Unlike most kids, Jeffrey had always had a passion for a particular career - a career dedicated to protecting our country.

"Jeff decided to enlist when he was about 13 or 14 years old. He put a Marine Corp flag up in his room and read every Marine Corp book he could find," said Reg Howell, Jeff's father.

He didn't waste any time. Still a student at Monterey High School, Jeffrey signed up for the Marines in 2005 and went to boot camp just months after graduating in 2006.

"Of course, as parents we were worried to death about him the whole time," Reg said.

Like most military parents, they suffered through sleepless nights and days filled with fear. Reg and his wife had no idea they would see those fears unfold before their very eyes.

"We were skyping with Jeff one time during his first deployment to Iraq. We're sitting there and all of a sudden we hear a big boom in the background. Jeff jumps up and he's got his M4 attached to him, and he runs off right in the middle of the conversation," said Reg. "We didn't know until later that they were firing rockets into the base that they were at. No one was hurt, but it was a pretty scary moment."
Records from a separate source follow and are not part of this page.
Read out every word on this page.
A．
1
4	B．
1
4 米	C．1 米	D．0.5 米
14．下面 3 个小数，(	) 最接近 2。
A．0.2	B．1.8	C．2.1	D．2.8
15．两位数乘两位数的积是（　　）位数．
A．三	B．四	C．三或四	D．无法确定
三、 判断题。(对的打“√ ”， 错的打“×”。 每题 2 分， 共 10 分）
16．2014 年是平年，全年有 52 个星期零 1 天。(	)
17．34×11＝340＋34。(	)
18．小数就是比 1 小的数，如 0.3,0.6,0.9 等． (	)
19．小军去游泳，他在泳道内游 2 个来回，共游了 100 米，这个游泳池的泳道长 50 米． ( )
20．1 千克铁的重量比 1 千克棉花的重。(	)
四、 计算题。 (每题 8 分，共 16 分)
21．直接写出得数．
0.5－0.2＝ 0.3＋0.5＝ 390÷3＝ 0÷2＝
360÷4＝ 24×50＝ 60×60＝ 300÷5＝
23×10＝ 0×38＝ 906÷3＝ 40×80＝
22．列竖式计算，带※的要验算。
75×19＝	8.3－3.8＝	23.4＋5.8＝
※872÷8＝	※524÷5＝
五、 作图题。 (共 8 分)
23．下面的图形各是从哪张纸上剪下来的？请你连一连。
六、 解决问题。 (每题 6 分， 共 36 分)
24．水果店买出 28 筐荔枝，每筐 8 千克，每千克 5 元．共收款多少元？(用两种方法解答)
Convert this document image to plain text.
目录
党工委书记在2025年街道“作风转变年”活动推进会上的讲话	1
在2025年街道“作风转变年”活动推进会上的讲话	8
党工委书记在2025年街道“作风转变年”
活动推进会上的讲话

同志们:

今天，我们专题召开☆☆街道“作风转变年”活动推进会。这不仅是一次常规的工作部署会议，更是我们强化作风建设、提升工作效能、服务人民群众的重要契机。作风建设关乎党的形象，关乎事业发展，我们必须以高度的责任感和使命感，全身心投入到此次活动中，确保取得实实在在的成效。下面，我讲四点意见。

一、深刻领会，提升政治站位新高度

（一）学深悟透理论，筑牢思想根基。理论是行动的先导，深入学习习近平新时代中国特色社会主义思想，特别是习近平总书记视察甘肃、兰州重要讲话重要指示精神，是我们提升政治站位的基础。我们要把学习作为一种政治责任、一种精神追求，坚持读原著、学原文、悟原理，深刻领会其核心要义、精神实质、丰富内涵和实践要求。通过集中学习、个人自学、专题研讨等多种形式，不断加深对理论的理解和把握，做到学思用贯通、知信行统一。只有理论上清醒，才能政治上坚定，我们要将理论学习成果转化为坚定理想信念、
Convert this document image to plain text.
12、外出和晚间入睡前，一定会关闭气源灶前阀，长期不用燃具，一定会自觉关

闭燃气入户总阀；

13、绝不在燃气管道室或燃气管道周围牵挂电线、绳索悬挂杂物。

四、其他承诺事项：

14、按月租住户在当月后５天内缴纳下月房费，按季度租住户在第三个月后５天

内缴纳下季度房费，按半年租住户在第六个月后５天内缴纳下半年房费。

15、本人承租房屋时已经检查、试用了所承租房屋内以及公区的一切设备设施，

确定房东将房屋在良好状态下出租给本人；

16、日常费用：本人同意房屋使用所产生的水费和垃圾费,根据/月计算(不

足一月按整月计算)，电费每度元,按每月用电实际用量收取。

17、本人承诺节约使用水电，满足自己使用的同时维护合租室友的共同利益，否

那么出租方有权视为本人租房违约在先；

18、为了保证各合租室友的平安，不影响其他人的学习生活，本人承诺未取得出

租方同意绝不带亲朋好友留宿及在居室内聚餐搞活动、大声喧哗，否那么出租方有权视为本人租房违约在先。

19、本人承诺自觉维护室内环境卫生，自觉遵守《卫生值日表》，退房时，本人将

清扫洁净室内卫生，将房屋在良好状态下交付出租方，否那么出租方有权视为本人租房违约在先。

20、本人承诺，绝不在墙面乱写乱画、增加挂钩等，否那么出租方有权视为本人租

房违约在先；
As the war continued, those scary moments continued for Jeffrey's family. He was deployed again in 2009; this time to Afghanistan. Rather than fighting off rockets and snipers like in Iraq, in Afghanistan their worst enemies were those that lay hidden.

"I was a combat engineer, so I helped lead a sweep team to look for IEDs," Jeffrey said. "You always have to watch your step, that's why you have a team with you. I really wasn't worried too much about myself, I just wanted to get the convoy out of there, get my team out safely."

Jeffrey had been hit by IEDs before, but none like this.

"The front axle and front part of the engine was blown off from the back half of the vehicle. I was in the gun part of the convoy that got blown out, and that's about all I remember from it," Jeffrey said.

He suffered a traumatic brain injury, losing hearing in his left hear, partial hearing in his right, and causing problems with his eyesight.

His enlistment was ending, and Jeffrey was awarded a Purple Heart, among many other medals for his brave service.

But even after being injured, Jeffrey felt his time was not done in the Marines. He reenlisted for a third tour in 2011 in Afghanistan.

"They had a lot of new guys, new marines with them, but I didn't want to see them go without me. I just decided to give it one more shot and stick with them to train some of the new guys," Jeffrey said.

Jeffrey returned unharmed, and his enlistment ended in September of 2011. After several surgeries on his ears and eyes, his hearing and sight have improved. Jeffrey now has a job contracting with the Lubbock County Sheriff's Office, using his skills he learned as a Marine.

A true hero who sacrificed and fought for our country - a hero who has already inspired his little brother to join the Marines and be a hero just like him.

"Jeff is the most loving kid in the world," his father said. "He wanted to serve his country. He did so and he did it very honorably."